Indeed, the relationship that Benoist described did not start off as abusive. Abusive relationships rarely do. Actually, the opposite may occur as the person is on his or her best behavior at the beginning, trying to woo you firmly into the relationship. As they say with “miracle” treatments and relationships, if it is too good to be true, it probably is. Roller coasters that go very high, can also then end up going very low too.
As Benoist related, it was only over time that her partner progressively showed more and more signs of trying to control her, such as going through her phone without her permission and dictating what she should wear and what scenes she could and couldn’t perform as an actress.
Abuse, whether it is emotional, social, or physical, is often about power: someone trying to exert control over you. That’s why a person trying to control different aspects of your life can be a sign that more overt abuse may be on its way.
Indeed, according to Benoist, this controlling behavior that she described eventually escalated to violence. She indicated that “the stark truth is I learned what it felt like to be pinned down and slapped repeatedly, punched so hard the wind was knocked out of me, dragged by my hair across pavement, head butted, pinched until my skin broke, shoved into a wall so hard the drywall broke, choked.” As a review article in the American Family Physician explained, IPV tends to get worse and more frequent over time.

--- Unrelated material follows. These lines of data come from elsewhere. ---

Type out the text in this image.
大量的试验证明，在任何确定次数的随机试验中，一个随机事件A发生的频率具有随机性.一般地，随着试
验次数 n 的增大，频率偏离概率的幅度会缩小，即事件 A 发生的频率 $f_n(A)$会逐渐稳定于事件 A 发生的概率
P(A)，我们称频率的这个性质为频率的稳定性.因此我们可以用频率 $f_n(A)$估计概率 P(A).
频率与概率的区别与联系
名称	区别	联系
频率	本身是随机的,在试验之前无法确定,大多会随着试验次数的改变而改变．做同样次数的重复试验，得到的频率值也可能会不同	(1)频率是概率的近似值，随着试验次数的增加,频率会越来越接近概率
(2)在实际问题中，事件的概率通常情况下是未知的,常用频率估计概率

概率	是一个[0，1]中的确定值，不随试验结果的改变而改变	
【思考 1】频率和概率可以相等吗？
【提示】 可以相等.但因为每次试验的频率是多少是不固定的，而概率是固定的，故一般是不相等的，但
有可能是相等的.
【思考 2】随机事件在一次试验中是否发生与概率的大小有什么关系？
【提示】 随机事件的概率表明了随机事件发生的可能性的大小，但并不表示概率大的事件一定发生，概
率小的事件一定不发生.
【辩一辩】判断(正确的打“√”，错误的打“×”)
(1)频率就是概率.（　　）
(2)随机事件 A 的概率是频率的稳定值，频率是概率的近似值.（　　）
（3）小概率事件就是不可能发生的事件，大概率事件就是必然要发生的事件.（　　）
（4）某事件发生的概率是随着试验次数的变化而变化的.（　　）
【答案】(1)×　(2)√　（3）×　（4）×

As you can see in the video, Benoist spoke of some of the impact that the IPV has had on her. Nonetheless, a 14-minute video is not long enough to cover the potential effects. In fact, it can be difficult to fully appreciate the potential far-reaching consequences that IPV can have on you. IPV can affect your future relationships and your ability to trust others. There is also the range of possible mental health effects such as damaged self-esteem, depression, and post-traumatic stress disorder. As a publication in the Journal of Family Violence detailed, those subject to IPV are at significantly higher risk to engage in substance abuse as well.

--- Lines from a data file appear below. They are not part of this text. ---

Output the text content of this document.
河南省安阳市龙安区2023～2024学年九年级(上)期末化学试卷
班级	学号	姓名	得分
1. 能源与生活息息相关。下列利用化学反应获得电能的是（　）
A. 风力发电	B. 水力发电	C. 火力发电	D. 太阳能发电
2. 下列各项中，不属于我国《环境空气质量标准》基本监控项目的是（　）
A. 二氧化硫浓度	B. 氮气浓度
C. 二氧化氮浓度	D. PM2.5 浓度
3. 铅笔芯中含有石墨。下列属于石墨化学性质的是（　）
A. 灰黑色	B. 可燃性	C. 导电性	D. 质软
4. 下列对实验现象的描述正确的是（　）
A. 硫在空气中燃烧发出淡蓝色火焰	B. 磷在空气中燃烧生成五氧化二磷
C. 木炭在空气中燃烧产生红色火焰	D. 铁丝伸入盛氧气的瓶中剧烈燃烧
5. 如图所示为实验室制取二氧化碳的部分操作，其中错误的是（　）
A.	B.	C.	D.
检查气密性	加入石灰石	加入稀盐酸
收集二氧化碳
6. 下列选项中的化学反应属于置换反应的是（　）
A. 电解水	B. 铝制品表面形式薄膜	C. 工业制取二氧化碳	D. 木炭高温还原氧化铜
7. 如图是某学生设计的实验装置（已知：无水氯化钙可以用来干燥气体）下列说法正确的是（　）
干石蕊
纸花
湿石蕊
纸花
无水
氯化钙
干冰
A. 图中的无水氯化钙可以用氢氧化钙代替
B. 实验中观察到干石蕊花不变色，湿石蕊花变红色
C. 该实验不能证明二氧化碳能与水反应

Then there are the serious physical risks. The violence that Benoist described could do major and in some cases irreparable damage. Beware of anyone who minimizes the risks or effects of physical violence. There is no situation where being “dragged by your hair across pavement” or “being punched so hard the wind was knocked out of you” is “just playing.” Sympathy for the abuser or fear can keep the victim from reporting violence. However, keep in mind that once the “physical barrier” has been breached, the physical acts could get worse and worse over time. Tragically, IPV ends up in over 1,000 deaths each year in the United States, real people who sadly couldn’t extract themselves from dangerous situations in time.

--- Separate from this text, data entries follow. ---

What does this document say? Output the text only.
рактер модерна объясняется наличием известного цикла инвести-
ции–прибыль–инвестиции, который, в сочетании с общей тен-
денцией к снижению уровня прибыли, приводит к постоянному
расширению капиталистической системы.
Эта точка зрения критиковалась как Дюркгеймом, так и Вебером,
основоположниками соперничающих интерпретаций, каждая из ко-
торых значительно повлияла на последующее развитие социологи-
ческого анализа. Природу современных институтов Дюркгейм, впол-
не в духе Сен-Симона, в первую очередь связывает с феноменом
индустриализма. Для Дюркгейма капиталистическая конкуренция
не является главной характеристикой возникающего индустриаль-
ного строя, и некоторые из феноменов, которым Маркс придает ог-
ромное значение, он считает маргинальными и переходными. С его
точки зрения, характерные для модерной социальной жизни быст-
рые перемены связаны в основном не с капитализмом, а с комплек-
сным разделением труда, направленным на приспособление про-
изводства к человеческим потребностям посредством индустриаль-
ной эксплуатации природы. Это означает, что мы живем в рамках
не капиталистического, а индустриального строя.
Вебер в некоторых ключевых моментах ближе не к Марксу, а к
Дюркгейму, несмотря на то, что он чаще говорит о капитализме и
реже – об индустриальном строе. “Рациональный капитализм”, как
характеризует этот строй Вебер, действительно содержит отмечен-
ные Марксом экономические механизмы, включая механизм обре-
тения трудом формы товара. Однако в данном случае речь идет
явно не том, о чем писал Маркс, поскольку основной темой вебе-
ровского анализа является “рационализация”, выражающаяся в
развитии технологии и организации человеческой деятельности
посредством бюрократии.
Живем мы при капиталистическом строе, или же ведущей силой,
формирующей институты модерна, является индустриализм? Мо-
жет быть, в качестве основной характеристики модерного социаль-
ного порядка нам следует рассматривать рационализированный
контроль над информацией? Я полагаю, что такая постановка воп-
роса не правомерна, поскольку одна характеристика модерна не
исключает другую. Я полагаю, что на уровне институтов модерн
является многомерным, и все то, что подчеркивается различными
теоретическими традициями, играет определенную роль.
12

That’s why shedding more light on the darkness that is IPV is so important. Benoist’s revelation hopefully will bring more attention for those who are suffering, frequently in silence. Her video did spark the creation of a new hashtag #istandwithmelissa on Twitter, accompanied by a rush of support for Benoist such as:
Abusers are not only damaged people as Benoist described but they can do a lot of damage to many others, even if the abuse is purely emotional and psychological. Their victim count can continue to increase as they move from relationship to relationship, because abuse is not about the victim, it is about the abuser. It may seem easy to say, “oh, just get out of the relationship,” but for the aforementioned reasons that’s easier said than done. A relationship is not like a convenience store or a pair of soiled underwear. Not everyone can just leave or get rid of a relationship that easily. They may need superheros, whether its friends or others, to rescue them.